Eigen: Is it possible to create LeastSquareDiagonalPreconditioner-like conditioner if i only can compute Aty and Ax?

I want to solve least-squares like system A^t * A * x = -A^t * x. (I'm implementing Gauss-Newton method for special problem).

I wrote special routines which allow me to compute A * x and A^t * y products. With such routines it's easy to use matrix-free solvers thanks to Eigen.

But my approach converges not as good as Eigen::LeastSquaresConjugateGradient. I made a small test and it's looks like LeastSquareDiagonalPreconditioner speed ups convergence a lot.

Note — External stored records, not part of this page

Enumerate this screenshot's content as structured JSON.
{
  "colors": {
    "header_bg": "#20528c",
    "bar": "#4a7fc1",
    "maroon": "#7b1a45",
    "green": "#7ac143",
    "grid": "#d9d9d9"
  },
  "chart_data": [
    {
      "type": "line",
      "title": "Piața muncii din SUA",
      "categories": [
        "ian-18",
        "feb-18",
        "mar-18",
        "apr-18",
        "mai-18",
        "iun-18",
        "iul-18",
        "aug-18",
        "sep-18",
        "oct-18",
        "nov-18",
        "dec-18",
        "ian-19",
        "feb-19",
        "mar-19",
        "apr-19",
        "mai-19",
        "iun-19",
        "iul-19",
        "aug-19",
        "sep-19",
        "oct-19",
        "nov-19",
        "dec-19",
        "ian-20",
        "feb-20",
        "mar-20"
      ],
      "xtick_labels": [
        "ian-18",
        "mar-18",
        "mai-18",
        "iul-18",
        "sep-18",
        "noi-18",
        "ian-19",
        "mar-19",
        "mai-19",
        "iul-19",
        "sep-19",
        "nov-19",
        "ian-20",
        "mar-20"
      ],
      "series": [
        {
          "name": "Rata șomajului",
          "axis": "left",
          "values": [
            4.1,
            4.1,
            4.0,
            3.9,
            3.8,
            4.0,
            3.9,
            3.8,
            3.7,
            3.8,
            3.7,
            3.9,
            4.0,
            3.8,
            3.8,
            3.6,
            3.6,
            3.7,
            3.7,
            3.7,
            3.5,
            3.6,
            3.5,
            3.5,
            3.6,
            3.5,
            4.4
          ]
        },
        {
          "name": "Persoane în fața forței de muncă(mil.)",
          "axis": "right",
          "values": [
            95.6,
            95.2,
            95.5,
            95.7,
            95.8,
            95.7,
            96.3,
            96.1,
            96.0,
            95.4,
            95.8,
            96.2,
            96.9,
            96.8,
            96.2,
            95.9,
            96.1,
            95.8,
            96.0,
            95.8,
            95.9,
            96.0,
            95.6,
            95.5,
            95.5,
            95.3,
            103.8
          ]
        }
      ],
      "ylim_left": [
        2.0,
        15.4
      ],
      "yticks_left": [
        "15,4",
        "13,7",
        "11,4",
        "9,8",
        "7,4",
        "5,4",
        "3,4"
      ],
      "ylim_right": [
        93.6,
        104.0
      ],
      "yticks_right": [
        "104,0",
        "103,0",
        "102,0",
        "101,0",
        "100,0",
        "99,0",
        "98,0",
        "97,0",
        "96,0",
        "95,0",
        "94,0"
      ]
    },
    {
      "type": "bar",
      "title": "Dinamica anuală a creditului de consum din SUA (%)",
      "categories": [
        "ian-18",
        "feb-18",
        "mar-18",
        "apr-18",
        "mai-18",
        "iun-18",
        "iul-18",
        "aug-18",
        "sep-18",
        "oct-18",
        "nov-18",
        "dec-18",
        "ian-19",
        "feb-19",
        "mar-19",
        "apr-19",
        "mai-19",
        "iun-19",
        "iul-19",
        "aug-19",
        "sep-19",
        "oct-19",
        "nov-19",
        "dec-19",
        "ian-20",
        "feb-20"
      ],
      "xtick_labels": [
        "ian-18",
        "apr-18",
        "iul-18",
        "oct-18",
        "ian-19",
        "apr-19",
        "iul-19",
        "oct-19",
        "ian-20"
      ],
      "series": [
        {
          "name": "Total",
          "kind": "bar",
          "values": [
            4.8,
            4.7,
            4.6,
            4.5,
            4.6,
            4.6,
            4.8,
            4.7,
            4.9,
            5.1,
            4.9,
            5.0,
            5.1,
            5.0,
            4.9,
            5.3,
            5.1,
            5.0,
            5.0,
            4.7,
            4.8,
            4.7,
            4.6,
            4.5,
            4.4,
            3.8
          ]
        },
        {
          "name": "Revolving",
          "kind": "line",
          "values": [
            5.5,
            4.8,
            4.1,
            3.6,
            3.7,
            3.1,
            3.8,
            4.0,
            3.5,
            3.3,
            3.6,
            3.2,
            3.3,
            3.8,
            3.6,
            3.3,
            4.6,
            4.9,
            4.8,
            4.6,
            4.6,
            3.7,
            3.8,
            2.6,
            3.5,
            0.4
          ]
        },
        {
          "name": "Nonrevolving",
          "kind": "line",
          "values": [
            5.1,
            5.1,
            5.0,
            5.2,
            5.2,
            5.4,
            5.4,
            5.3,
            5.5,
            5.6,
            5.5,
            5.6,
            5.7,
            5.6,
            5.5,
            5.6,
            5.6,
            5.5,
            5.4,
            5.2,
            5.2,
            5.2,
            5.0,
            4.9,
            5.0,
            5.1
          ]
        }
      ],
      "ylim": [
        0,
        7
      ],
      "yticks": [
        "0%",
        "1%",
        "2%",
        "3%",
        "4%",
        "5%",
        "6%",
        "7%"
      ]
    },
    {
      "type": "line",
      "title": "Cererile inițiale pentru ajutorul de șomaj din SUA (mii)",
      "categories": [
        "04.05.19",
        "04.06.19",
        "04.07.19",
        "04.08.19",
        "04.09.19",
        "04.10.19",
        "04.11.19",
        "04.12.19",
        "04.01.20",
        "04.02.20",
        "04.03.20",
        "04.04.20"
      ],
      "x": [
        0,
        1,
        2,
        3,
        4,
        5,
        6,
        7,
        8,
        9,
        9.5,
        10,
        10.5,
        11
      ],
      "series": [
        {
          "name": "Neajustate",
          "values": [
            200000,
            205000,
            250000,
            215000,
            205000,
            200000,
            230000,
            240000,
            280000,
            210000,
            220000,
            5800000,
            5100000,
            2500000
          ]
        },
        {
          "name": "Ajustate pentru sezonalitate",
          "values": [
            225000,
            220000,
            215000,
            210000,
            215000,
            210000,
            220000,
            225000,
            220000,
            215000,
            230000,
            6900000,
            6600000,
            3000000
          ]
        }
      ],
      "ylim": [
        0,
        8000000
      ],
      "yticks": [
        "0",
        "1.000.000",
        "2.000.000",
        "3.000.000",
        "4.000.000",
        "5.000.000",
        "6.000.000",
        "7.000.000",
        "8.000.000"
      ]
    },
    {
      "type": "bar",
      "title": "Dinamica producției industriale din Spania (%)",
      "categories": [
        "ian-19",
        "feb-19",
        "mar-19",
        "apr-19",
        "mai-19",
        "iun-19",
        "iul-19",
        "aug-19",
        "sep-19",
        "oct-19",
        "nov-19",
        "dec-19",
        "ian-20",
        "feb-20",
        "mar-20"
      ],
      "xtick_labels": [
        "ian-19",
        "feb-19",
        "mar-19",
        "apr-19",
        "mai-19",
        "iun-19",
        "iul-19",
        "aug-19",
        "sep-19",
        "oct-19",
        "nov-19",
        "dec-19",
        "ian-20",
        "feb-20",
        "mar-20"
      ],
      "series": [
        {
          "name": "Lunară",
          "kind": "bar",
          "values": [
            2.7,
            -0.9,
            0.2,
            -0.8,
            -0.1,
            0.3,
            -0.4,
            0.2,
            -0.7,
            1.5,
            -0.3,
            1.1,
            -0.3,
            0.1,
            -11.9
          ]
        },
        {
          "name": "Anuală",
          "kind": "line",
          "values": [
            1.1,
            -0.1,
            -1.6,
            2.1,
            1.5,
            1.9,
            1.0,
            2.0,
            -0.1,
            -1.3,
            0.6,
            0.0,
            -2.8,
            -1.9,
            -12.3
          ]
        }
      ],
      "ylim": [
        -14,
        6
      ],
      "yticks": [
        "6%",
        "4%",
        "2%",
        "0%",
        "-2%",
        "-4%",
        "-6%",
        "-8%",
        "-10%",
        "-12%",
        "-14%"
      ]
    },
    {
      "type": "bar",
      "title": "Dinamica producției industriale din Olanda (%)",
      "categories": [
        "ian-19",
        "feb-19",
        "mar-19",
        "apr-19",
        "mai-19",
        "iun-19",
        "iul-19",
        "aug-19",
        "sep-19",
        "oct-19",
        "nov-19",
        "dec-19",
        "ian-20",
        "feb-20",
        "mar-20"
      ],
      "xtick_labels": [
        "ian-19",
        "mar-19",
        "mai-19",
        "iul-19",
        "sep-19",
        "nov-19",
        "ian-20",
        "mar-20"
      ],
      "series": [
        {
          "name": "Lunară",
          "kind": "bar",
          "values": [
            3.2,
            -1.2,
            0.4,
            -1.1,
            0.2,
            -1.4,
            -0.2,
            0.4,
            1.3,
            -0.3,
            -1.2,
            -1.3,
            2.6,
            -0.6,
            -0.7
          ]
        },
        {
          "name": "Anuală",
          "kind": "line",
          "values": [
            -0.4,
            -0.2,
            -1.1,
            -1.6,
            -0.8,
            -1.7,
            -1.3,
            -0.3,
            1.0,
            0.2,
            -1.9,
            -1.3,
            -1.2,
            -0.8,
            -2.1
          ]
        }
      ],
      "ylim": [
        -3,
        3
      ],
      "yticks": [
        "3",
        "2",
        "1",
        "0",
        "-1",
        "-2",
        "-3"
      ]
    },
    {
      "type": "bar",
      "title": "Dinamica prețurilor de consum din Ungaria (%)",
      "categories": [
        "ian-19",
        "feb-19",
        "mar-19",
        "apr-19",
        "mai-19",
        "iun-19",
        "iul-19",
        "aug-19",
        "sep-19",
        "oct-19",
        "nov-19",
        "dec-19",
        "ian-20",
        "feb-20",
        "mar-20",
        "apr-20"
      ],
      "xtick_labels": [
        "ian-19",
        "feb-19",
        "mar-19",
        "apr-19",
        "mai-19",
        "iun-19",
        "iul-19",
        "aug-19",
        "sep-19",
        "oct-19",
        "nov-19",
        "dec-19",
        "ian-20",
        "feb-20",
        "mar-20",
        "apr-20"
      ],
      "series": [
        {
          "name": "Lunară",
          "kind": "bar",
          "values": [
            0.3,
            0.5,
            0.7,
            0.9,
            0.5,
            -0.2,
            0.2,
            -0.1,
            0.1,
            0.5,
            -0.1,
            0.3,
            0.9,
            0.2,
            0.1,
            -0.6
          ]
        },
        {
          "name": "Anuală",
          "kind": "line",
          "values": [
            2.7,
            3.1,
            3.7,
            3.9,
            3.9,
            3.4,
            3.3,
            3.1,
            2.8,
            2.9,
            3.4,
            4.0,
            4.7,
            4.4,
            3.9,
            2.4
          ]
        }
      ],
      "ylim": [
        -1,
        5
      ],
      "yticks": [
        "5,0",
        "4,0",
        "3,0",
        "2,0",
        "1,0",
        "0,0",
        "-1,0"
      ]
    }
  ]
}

My question is - how i can use LeastSquareDiagonalPreconditioner or implement own Preconditioner if i can only compute matrix products? I'm not very good with understanding preconditioning/conjugate gradient stuff btw.

EDIT

For clarity - i want to use Matrix-free solvers from Eigen with my product routines.

EDIT 2

Matrix-vector products was obtained by using forward and reverse mode autodiff on some objective functions.

1 answer

  • answered 2018-11-08 14:51 ggael

    The easiest might be to implement your own preconditioner class inheriting DiagonalPreconditioner and implementing something like LeastSquareDiagonalPreconditioner ::factorize() but adapted to your type. Basically you need to compute:

     m_invdiag(j) = 1./mat.col(j).squaredNorm();
    

    for all column j using a strategy to what you already implemented for the product operators.